Do you worry about IRR and payback when you switch to a cheaper internet provider? No!
Same with deciding whether to stay with your more expensive and dirty energy electric utility, or switch to cheaper, cleaner power. Most solar companies like SolarCity, SunRun, Vivint, SunPower, etc. can switch you at no cost, and then your new bill is lower. Done.
3. I keep hearing solar’s getting cheaper… I’ll wait
(Actually, supply shortages can make solar prices go up too. With China now ramping up its own installations to meet climate commitments, there could be a shortage again like in 2007)
The reason the cost has come down so much is more people have gone solar. But if everyone waited till the cost came down, it wouldn’t go down.
California had a clever policy to counter this procrastination tendency. The California Solar Initiative offered tiered rebates to homeowner choosing to go solar. These started out very high, back in 2007, so you got a big rebate for being an early adopter, but the rebate rate kept getting smaller – based on how many megawatts got installed.

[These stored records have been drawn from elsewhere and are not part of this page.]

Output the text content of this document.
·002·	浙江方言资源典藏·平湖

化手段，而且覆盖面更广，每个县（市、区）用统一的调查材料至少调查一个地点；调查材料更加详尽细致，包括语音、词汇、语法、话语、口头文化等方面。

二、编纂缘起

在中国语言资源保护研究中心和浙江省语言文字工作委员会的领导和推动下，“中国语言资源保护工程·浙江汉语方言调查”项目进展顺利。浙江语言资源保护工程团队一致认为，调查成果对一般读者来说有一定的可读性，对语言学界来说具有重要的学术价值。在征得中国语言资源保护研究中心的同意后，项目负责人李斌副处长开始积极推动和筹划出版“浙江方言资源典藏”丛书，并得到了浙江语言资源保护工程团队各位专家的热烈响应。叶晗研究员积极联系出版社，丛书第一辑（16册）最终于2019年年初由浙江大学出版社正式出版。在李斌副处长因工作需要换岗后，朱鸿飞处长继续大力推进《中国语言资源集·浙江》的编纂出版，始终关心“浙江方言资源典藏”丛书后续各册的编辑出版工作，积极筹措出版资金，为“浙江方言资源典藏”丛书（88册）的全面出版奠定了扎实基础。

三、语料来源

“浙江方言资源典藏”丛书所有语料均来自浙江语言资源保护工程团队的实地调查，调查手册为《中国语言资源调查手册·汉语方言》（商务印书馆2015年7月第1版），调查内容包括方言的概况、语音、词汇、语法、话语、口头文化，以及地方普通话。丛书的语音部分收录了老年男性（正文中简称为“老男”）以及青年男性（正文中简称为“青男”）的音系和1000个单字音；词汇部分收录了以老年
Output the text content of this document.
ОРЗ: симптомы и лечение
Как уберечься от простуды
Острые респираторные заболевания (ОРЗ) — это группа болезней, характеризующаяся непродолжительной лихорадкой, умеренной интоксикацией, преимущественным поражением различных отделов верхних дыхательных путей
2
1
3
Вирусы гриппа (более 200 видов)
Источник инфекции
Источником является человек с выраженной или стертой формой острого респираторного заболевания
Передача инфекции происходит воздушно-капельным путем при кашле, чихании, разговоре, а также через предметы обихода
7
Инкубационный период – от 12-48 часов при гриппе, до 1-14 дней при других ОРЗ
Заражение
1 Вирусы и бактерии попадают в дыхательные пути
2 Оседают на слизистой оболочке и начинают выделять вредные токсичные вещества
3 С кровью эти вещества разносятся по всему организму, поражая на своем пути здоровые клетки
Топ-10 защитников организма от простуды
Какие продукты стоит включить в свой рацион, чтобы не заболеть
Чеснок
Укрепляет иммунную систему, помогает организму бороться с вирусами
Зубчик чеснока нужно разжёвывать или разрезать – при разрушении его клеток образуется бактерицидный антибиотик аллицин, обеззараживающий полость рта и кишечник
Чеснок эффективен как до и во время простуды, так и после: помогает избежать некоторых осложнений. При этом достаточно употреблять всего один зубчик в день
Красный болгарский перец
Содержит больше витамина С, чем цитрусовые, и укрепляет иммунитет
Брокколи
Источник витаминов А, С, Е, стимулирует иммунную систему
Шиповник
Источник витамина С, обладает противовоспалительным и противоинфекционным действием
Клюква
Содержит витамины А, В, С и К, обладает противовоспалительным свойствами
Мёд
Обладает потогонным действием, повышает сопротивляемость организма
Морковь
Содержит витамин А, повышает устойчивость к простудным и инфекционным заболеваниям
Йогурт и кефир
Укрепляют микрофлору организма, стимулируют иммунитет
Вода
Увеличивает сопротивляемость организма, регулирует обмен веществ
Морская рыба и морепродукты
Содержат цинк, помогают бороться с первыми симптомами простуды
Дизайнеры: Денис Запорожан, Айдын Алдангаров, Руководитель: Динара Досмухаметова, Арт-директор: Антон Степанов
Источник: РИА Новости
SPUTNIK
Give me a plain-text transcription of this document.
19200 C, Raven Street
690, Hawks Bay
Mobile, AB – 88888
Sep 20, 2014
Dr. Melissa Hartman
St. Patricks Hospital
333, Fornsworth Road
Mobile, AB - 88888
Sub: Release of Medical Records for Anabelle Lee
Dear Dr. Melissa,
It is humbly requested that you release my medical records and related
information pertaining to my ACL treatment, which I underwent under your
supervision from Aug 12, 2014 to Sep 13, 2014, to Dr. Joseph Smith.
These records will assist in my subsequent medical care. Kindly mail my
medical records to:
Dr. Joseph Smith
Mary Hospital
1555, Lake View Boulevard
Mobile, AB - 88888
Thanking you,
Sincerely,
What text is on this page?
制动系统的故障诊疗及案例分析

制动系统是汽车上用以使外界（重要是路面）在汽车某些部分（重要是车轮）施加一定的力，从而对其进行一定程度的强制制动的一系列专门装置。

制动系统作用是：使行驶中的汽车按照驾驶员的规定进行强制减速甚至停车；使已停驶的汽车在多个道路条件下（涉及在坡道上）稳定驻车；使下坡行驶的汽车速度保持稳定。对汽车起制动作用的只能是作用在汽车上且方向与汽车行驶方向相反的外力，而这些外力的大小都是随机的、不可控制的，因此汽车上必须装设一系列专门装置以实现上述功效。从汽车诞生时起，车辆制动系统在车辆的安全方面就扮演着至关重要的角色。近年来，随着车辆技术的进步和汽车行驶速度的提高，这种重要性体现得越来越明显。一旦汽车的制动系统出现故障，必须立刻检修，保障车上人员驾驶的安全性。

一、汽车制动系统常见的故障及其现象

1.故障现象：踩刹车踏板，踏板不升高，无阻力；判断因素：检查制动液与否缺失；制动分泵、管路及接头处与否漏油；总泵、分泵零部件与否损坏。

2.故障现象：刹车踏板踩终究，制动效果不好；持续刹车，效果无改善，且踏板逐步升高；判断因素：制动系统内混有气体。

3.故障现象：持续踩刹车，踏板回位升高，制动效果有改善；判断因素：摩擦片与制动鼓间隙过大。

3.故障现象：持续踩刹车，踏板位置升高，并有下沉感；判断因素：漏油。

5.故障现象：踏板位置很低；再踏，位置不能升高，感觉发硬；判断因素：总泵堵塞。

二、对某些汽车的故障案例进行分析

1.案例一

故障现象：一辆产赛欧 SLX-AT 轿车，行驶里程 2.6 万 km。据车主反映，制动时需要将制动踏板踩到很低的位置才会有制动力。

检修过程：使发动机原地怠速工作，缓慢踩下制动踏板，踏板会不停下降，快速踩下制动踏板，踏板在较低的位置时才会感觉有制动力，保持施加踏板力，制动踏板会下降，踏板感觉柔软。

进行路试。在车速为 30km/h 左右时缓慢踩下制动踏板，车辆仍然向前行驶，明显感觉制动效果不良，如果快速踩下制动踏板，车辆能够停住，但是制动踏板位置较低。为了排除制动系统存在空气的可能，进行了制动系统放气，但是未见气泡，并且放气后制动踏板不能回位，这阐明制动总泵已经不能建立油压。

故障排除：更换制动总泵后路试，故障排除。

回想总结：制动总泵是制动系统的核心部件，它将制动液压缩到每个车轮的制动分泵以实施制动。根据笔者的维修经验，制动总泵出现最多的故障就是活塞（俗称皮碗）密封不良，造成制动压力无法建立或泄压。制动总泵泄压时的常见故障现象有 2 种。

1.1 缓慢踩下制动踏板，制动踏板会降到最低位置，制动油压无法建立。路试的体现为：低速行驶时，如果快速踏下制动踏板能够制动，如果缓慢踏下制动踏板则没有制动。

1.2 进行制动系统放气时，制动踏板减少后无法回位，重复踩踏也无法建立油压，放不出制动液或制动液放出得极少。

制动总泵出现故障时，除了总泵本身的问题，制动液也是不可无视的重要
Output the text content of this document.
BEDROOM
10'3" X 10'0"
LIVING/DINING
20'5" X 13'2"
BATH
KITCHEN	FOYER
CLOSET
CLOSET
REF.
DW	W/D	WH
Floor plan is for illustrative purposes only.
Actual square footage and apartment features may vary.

Of course by driving the early adopters to move fast, to avoid being in a lower tier rebate, California got a lot installed. By the time the rebates ended, so many people had gone solar, that they had driven down the price.
4. I’m afraid that going solar will use up the sunlight
Haha. Actually, no homeowner has ever said this – as far as we know. Only a town council. Council members in Woodland, North Carolina voted to prevent a solar project being built because it would use up all the sunlight.
But, seriously, just to clear it up: technically, a solar panel no more “uses up” sunlight than a rooftop with no solar on it does. Both a solar-less roof and a solar panel will shade the ground/building under it, but that sunlight on it is still plentiful.